How to Prepare for the Upcoming Uni Year

Whether you’re walking in for the first time or the last time, you’ve no doubt spent the summer amping yourself up, making promises to yourself about what your uni year is going to look like. No staying up until 2am to complete an assignment, no going out during the week, you will keep all your succulents alive, and you’re going to get Turnitin’s similarity percentage down to a nice round 0. If that’s all feeling like it’s way too much, keep reading and let’s see what we can do to make it all feel alright. 

Lay Everything Out
Every new uni year has a new set of demands: first year is your year to establish new friendships, to try new things and to finally be able to start down the path that will lead you to your new career. Second-year is the year when you realize “oh damn, I’ve gone up a level” and maybe that means you begin to panic a little. Third-year is when it all suddenly gets real and you’ve got one last go of it. No matter the year, it’s scary. The most important thing to remember is that fear is not failure and everyone experiences it. Even if they don’t always show it. What’s important is that you focus on yourself and set realistic goals that you feel comfortable accomplishing. Maybe start out the semester with a list of your assignments and their due dates, so you have a clear picture of what the coming weeks hold. Fresh off those summer days at the beach and straight into your assignments, it might feel like someone just dumped a load of bricks on you. If you lay everything out it will feel less like a massive, heavy, crushing pile and more manageable and within your control. 

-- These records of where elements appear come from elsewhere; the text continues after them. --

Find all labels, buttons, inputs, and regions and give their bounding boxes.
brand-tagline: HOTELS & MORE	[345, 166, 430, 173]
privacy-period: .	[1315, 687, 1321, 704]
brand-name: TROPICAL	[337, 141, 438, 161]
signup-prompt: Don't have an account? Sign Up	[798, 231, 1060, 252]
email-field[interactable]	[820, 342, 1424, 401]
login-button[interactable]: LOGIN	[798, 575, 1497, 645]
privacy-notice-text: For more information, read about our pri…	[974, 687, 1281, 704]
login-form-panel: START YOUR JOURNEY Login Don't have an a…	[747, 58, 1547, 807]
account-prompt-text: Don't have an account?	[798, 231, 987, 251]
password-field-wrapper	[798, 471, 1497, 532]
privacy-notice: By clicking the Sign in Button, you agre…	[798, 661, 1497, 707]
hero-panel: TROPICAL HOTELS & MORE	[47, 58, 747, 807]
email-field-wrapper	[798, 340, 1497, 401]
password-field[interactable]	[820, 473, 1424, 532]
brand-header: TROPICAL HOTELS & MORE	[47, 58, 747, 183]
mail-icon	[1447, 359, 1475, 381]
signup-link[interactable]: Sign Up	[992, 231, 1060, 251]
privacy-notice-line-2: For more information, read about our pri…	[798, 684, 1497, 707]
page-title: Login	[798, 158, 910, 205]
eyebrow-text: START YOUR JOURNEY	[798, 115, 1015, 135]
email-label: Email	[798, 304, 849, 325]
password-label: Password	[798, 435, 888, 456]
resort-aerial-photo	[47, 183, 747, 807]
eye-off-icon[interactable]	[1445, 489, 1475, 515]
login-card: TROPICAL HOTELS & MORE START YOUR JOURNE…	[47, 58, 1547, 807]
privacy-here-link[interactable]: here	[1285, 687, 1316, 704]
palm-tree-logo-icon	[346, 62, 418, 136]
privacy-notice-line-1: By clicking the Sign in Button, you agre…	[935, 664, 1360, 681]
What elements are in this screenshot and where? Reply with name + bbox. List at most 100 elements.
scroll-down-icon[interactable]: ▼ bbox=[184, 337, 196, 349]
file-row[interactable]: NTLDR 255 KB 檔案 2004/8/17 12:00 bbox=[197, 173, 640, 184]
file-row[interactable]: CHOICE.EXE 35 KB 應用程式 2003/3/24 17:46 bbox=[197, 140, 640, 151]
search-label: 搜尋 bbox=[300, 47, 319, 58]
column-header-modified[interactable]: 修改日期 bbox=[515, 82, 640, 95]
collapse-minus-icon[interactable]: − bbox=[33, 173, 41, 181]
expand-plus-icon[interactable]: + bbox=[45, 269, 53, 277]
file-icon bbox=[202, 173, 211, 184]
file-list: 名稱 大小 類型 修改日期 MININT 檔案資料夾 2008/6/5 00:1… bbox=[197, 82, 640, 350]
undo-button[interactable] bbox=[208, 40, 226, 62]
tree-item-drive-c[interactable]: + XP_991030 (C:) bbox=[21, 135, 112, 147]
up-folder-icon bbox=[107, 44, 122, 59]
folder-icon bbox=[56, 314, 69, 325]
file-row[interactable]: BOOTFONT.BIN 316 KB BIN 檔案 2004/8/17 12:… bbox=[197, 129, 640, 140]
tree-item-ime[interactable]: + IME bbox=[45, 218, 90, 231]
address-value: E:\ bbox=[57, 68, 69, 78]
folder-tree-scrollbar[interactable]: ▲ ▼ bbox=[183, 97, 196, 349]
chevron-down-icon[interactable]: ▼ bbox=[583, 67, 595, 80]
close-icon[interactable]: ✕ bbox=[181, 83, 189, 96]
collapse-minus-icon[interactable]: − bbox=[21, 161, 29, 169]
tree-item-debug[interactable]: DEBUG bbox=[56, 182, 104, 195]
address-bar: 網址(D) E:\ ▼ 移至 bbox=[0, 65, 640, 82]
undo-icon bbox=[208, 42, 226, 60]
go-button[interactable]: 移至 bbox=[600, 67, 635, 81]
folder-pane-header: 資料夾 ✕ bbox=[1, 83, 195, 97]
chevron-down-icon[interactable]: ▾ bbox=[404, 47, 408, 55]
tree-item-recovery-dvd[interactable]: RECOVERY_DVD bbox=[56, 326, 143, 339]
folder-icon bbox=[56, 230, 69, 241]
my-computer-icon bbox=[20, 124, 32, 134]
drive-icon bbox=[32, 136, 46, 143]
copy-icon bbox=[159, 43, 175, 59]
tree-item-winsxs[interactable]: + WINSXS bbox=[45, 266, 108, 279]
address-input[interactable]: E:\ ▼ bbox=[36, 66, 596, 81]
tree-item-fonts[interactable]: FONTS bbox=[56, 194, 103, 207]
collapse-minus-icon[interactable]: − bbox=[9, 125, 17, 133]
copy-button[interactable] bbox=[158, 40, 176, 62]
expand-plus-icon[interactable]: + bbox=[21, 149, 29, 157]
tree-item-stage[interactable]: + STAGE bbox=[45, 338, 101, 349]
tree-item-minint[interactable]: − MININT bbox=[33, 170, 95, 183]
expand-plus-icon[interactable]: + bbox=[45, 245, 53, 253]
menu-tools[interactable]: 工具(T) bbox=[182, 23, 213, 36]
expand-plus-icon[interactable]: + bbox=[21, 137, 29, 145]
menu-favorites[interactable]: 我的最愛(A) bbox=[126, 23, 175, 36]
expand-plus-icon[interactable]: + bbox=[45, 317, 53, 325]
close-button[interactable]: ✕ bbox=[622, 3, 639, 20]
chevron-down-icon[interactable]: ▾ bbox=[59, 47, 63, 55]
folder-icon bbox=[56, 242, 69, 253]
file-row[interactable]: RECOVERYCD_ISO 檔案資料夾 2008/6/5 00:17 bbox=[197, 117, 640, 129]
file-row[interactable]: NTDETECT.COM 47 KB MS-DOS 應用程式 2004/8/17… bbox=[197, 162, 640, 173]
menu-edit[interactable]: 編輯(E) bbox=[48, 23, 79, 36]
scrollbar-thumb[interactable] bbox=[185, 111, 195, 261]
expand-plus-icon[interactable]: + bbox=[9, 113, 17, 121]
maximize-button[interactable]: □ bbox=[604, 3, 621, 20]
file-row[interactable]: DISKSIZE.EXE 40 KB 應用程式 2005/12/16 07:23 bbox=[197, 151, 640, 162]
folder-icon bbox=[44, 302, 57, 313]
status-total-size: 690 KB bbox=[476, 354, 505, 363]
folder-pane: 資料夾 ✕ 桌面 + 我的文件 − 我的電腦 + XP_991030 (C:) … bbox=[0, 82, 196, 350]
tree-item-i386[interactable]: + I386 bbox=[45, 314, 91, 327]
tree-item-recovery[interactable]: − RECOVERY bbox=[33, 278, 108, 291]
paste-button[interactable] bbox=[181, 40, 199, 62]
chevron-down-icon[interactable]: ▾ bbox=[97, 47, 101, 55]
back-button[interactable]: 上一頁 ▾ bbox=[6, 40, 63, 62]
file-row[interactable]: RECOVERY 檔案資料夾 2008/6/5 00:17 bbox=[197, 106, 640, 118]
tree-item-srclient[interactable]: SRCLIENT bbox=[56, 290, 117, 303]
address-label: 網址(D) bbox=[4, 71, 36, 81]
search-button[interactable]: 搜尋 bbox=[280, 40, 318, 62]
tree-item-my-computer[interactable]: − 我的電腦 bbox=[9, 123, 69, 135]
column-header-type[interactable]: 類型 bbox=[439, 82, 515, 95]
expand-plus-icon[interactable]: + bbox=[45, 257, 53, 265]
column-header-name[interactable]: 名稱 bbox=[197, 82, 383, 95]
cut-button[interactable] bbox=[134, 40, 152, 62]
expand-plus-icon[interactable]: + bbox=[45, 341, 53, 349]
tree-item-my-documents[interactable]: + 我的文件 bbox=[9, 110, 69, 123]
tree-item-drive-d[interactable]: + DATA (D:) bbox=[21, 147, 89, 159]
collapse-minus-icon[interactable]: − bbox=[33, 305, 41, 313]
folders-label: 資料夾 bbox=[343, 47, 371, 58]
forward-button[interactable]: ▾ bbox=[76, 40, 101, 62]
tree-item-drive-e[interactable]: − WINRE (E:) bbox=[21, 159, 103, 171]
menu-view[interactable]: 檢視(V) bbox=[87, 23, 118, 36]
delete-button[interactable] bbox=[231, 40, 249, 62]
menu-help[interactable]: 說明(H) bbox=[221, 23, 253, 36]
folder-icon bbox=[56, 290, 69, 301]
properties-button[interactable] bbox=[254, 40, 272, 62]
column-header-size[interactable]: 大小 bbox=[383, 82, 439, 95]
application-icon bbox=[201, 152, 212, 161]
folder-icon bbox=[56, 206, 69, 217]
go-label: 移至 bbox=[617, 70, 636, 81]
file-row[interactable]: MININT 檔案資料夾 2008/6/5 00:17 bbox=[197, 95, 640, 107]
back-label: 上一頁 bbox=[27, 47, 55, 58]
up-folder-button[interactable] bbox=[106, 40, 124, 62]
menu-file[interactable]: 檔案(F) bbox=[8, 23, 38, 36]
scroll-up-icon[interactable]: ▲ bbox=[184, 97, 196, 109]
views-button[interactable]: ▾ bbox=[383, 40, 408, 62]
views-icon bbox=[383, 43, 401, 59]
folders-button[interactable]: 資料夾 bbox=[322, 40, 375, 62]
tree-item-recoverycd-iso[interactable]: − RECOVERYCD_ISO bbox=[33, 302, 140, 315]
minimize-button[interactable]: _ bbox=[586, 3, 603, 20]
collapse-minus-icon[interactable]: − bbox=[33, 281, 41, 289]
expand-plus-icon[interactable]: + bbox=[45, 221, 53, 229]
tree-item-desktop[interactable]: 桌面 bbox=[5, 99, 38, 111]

For a lot of people organizing is literally the least fun thing to do, and that’s completely fair. There are probably more Rachels out there than Monicas. But if you haven’t tried it before and have experienced the assignment/brick crushing feeling, maybe give it a try. For your own sanity, you can always try to make it more fun. Get a fun notebook, colour code different tasks, set reminders on your phone for different deadlines (the duck sound is a personal favourite of mine). Or maybe you literally need to see everything laid out. Stick post-it-notes on your wall or have everything visually set out on a calendar. Organization doesn’t have to be all to-do lists and carefully labelled filing folders. Make it yours! 

Work with Yourself 
As you progress into the semester, you can then break your tasks down even further by setting daily word counts or study hours. Have a 5,000 word essay? Maybe try doing 500 or even 200 words a day. Or maybe you need to prepare for an exam. You could focus on studying one topic a day or you could set aside an hour or two to study for the exam. 

Whichever you chose to organize your schedule is completely up to you and how you work best. By now you probably know what your work style is and it’s important to recognize what that style is and work with it. For some people, the motivation to do work doesn’t kick in until the last minute.  For others, it might start weeks before a deadline. If you’re one of those people that works best under pressure, then you can prepare yourself by setting small daily word counts or maybe even just do an outline. If you need more time to feel at ease with your work then set bigger word counts, or even do smaller ones over a longer period of time. Don’t create a schedule for yourself that doesn’t work with who you are as a person. You don’t have to change who you are as a person to get the grades you want. 

Don’t Overload 
No matter how determined you might be, chances are you’re probably going to break at least one of these promises to yourself at some point this year. But what’s important is that you don’t just throw your hands up in air and give up completely. One dead succulent doesn’t mean the whole garden has to die. Allow yourself to be human. If you miss a day of work, don’t try to make up for it the next day. You don’t have to punish yourself for slipping up by overloading yourself with more work. Take a deep breath and resume where you left off.  

But none of this is possible if you don’t take care of yourself. Release your inner Donna Meagle and treat yo self. While you’re creating your schedule don’t forget to include time for yourself. Do whatever it is you need to do to make yourself feel whole. Take a walk, meet up with friends, do a little Netflix binging. Sometimes part of taking care of yourself might mean breaking your own time table. If you start getting to a point where you feel like you just can’t, then don’t. Go talk to your tutor or your advisor and together come up with a plan that won’t send you spiralling. You might even find that halfway through the semester the plan you’ve made for yourself just isn’t working and that’s okay, you can readjust. 

Having a set plan in place isn’t going to make everything go smoothly, but it will make it easier. Every schedule has room for error and needs to have room for yourself. So, once you’ve got your fresh sheets on your bed and your new plants set out on the window, get out your brightly coloured highlighters and get planning!